Guadalupe Nuñez has never owned her own home, but the man on the phone says now is the time to buy. It's the summer of 2005, and this is the third time the man has called this week. Nuñez, a widow who came to the United States in the 1980s, has a hard time understanding exactly what the man is saying. Something about a 7 percent adjustable interest rate, $30,000 cash back and a monthly mortgage payment of less than $1,500.
Nuñez gets excited. On the local news, they keep saying how the housing market is going up and up and up. If she can scrape together enough to buy this house, she thinks, then she can sell it in five years and retire comfortably.
Advertisement
The man comes over with the paperwork. He seems to be in a rush, telling Nuñez to leave some parts blank. He brings a real estate agent with him, who tells her that if she signs today, she won't be charged special closing fees that will go up to $10,000 in a week.

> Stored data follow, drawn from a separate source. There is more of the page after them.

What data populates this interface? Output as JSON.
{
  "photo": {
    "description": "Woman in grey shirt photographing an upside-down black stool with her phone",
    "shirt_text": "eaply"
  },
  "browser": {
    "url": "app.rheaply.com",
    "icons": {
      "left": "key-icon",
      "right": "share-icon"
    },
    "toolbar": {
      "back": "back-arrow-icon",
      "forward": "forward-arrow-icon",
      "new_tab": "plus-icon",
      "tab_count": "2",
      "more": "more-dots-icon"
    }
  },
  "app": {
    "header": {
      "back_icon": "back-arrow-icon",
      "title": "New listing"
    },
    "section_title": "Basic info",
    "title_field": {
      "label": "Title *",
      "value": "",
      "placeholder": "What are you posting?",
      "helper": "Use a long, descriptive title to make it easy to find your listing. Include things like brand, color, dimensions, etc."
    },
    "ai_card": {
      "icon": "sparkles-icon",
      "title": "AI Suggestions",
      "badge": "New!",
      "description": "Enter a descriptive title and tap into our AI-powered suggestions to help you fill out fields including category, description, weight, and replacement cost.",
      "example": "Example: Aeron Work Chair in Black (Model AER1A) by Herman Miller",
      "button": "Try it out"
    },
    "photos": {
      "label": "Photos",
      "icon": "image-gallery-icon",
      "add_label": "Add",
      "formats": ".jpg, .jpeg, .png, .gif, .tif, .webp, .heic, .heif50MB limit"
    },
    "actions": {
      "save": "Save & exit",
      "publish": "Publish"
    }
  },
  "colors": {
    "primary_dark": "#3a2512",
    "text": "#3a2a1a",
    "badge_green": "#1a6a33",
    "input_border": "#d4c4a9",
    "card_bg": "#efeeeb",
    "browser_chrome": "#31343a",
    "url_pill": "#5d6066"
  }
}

Nuñez is a little confused, but she knows she wants this house, so she signs everything they put in front of her, never clarifying that her 7 percent APR will leap to 12 percent after the second year. Or that the mortgage lender is actually selling her two loans that will total more than $3,000 a month. When the deal is over, Nuñez is stuck with a mortgage that she can never repay and a house that will never really be hers. The bank forecloses two years later.
Nuñez is a fictitious example. But millions of people just like her are victims of predatory lending. Predatory mortgage lenders target first-time homebuyers with bad credit ratings -- often minorities and the elderly -- and convince them to buy homes with risky adjustable-rate mortgages, or other types of subprime mortgages.